The team’s blend of top-down and bottom-up research isn’t unique, but a structured decision-making framework enhances their risk allocation. Senior fixed-income leaders establish macroeconomic scenarios that guide broad positioning, including duration, yield-curve stance, and sector positioning, while the managers Brian Quigley and Nathan Persons adjust the risk budget as persistent risks or opportunities arise. The managers work with sector specialists to debate prevailing portfolio allocations within the guidelines, aiming to add value through security selection, drawing on insights from the strategy’s dedicated risk team.
The team draws from a broad opportunity set to source attractive income ideas, staying within the fund’s mandate by investing among agency MBS, agency debentures, and Treasuries while avoiding riskier nongovernment-backed securities. The strategy follows its internal benchmark, which also holds these securities, but unlike the Bloomberg US 1-5 Year Government Index, it places more emphasis on agency debentures.
The strategy’s duration typically aligns with an undisclosed internal benchmark, but the managers retain flexibility to adjust by up to half a year. However, in 2021, the fund’s duration was more than a year shorter than the index, reflecting the managers’ tactical preference for the front end of the curve to mitigate interest rate risk. As of September 2025, the fund’s duration was 2.3 years, about a tenth of a year longer than a year ago.

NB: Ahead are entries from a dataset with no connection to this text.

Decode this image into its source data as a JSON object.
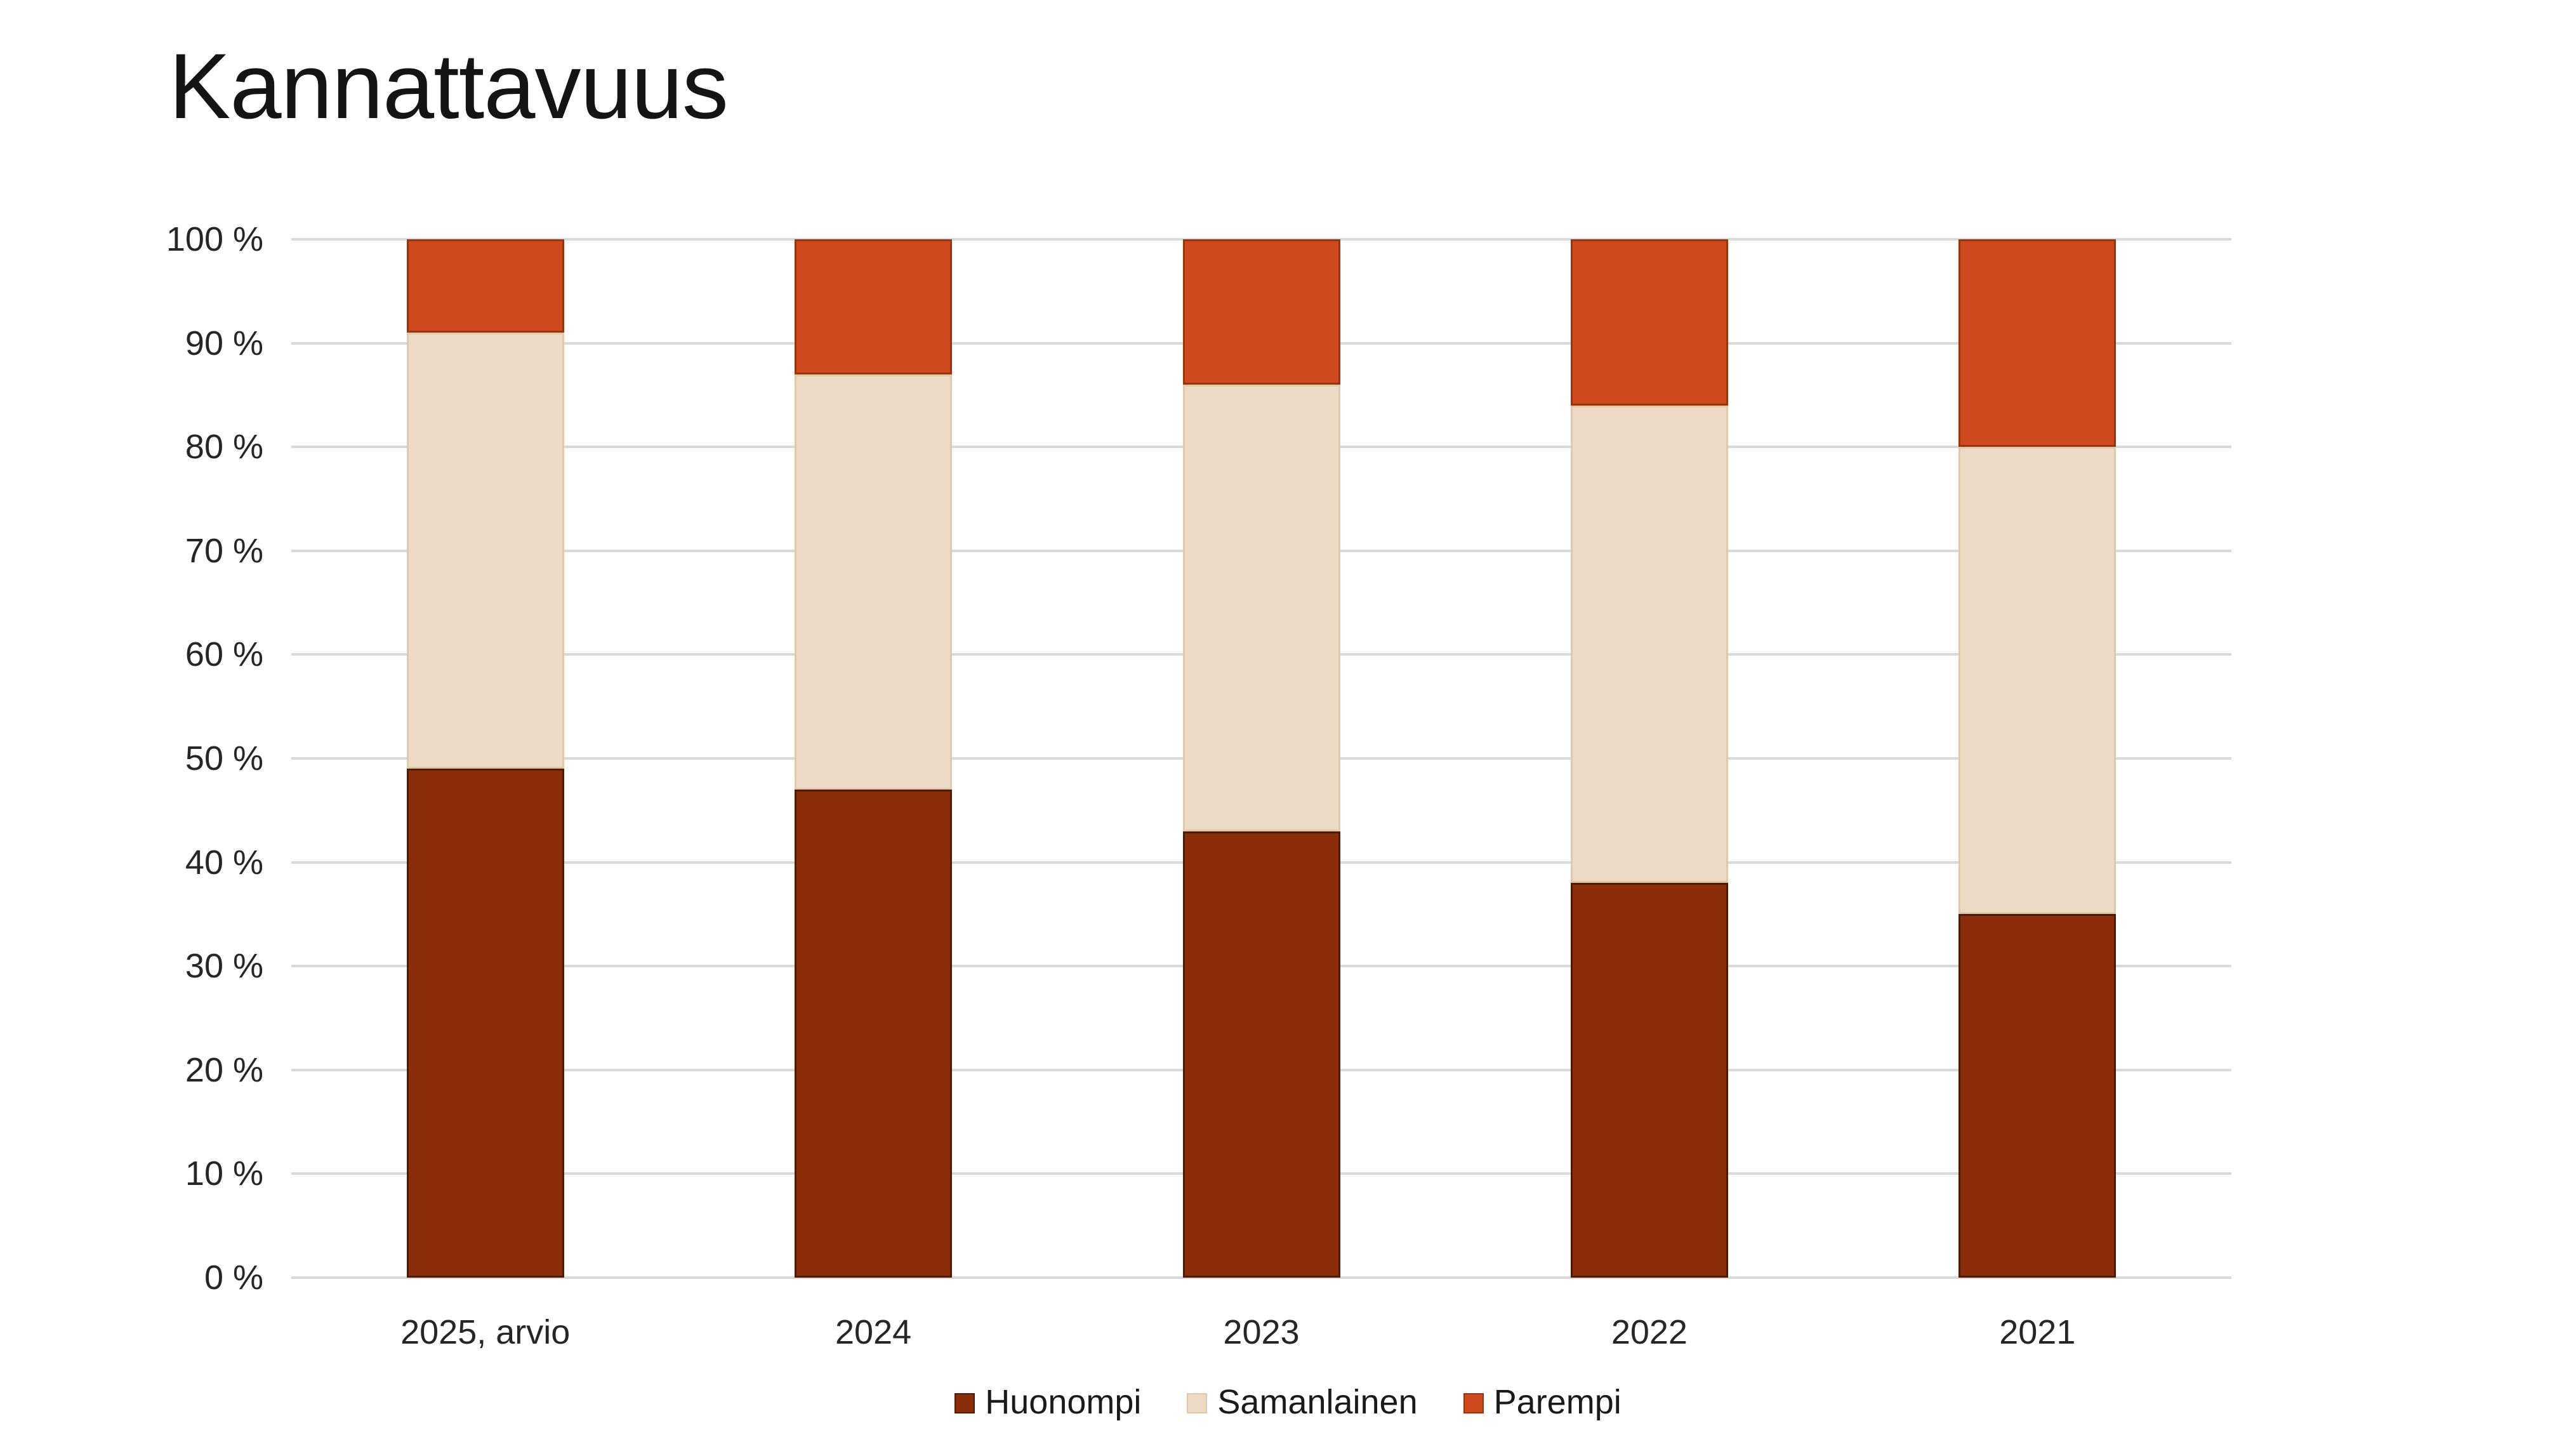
{
  "title": "Kannattavuus",
  "colors": {
    "background": "#FFFFFF",
    "gridline": "#D9D9D9",
    "title_text": "#141414",
    "axis_text": "#262626",
    "legend_text": "#1A1A1A"
  },
  "chart_data": {
    "type": "bar",
    "stacked": true,
    "orientation": "vertical",
    "title": "Kannattavuus",
    "categories": [
      "2025, arvio",
      "2024",
      "2023",
      "2022",
      "2021"
    ],
    "series": [
      {
        "name": "Huonompi",
        "color": "#8B2D08",
        "border_color": "#4D1A04",
        "values": [
          49,
          47,
          43,
          38,
          35
        ]
      },
      {
        "name": "Samanlainen",
        "color": "#EDDAC4",
        "border_color": "#E0C9A8",
        "values": [
          42,
          40,
          43,
          46,
          45
        ]
      },
      {
        "name": "Parempi",
        "color": "#CE4A1E",
        "border_color": "#9E3208",
        "values": [
          9,
          13,
          14,
          16,
          20
        ]
      }
    ],
    "xlabel": "",
    "ylabel": "",
    "y_axis": {
      "min": 0,
      "max": 100,
      "step": 10,
      "tick_labels": [
        "0 %",
        "10 %",
        "20 %",
        "30 %",
        "40 %",
        "50 %",
        "60 %",
        "70 %",
        "80 %",
        "90 %",
        "100 %"
      ]
    },
    "grid": true,
    "legend_position": "bottom",
    "legend_labels": [
      "Huonompi",
      "Samanlainen",
      "Parempi"
    ]
  }
}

The managers have leveraged their securitized expertise to actively shift the fund’s agency mortgage allocation, including agency MBS and agency CMBS, between 5% and 65% of assets over the trailing five years ended September 2025. Most recently, good relative value let the team to increase this exposure to roughly 50% of assets as of September 2025, up from 36% of assets a year prior. Within this, agency CMBS rose to 23% of assets, more than 10 percentage points higher than the prior year.
Historically, the team invested most assets in agency debt but has reduced this exposure in favor of securitized bonds. The fund’s 21% of assets in agencies was more than 20 percentage points lower the previous year, and this stake has fluctuated between 20% and 75% of assets over the past five years.